Other safety issues require more than just video monitoring. Identifying patient safety risks to help reduce the risk of suicide—something on The Joint Commission’s National Patient Safety Goals for 2024—requires a well-trained sitter to keep at-risk patients safe.
Sitters should be trained in de-escalating crisis situations and recognizing signs of mental and physical distress, cardiac arrest, and stroke. They should also obtain certifications in life-saving techniques such as CPR.
While sitters do lower the number of patient falls, they can also enhance other patient safety measures, especially when it comes to behavioral health.
2. Patients Get a Better Experience
Without a dedicated patient sitter program, clinicians are often tasked with patient sitting on top of their regular job responsibilities.
When nurses are tasked with patient sitting, they lose time on the floor, negatively impacting the nursing-to-patient ratio. This only adds to an already heavy workload, stretching the rest of the staff too thin and making it that much harder to provide a great patient experience.
A patient sitter program gives those hours back to nurses. Clinical staff can recapture up to 0.44 hours of clinical care per patient day from a program that uses dedicated, well-trained sitters. Scaled out over an entire facility over the course of a year, the results are massive.
3. Nurses are More Satisfied
Nurses are too often pulled into tasks outside of the scope of their clinical responsibilities. Giving them more time to focus on patient care makes them happier and gives your patients a better experience.
“The lack of a patient sitter program at our facility was causing major disruptions in our staffing. We were forced to pull our techs, CNAs, and unit coordinators off their normal duties to sit with a patient, which put a strain on our clinical operations and ultimately wreaked havoc on our overall staffing. [Now, the patient sitter program] has made life easier for our nurse managers and we see that reflected in the morale of our team.”
-- CFO, Heart of Florida Regional Medical Center, Davenport, Florida
4. It Saves You Money
An efficient patient sitter program not only enhances patient safety and satisfaction but also proves to be cost-effective.

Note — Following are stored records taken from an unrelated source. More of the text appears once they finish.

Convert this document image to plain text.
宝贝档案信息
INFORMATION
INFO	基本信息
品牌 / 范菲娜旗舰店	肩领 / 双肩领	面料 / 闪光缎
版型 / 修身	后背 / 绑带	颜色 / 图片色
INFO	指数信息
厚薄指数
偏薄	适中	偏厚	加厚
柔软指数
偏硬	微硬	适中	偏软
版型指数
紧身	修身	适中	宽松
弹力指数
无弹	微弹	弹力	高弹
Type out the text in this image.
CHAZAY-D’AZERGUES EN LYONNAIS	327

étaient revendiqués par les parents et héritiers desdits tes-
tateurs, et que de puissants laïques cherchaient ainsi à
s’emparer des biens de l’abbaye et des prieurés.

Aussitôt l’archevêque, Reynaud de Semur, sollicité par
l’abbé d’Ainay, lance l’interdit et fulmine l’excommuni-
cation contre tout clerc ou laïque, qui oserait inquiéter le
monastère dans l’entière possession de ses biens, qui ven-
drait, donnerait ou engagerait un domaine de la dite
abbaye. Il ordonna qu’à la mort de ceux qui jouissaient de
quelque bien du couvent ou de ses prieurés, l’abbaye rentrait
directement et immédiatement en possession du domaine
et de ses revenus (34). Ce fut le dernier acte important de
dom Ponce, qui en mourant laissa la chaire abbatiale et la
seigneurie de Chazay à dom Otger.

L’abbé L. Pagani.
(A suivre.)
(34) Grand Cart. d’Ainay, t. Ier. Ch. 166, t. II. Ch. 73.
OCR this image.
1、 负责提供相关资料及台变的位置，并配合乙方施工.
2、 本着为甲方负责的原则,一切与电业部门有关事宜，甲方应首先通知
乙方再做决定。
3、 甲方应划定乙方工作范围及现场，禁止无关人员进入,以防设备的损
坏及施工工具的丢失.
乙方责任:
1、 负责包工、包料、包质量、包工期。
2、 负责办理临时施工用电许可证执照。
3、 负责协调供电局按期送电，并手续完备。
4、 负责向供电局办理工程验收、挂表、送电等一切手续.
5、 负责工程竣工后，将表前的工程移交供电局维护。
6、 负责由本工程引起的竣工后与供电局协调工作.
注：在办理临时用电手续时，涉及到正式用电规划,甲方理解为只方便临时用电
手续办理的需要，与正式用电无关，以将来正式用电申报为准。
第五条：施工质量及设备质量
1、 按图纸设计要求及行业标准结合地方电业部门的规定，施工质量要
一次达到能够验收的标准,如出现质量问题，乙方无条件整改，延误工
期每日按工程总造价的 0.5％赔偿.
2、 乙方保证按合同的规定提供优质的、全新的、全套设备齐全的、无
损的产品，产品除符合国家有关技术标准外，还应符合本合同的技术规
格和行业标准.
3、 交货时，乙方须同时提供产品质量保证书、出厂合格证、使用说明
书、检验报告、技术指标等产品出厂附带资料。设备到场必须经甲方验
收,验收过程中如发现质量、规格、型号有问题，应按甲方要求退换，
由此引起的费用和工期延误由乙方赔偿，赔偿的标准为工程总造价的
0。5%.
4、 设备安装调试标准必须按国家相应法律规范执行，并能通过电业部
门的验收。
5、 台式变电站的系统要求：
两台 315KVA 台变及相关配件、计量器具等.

The significant overhead costs associated with utilizing nurses and CNAs for patient sitting can be mitigated by employing a dedicated team of well-trained sitters, thus optimizing your hospital's resources more efficiently.
Sitters can also be trained to perform environmental services and patient transport tasks to further reduce overhead labor costs and streamline various hospitality services.
Editor's Update: This post has been revised in April 2024 to ensure accuracy and thoroughness.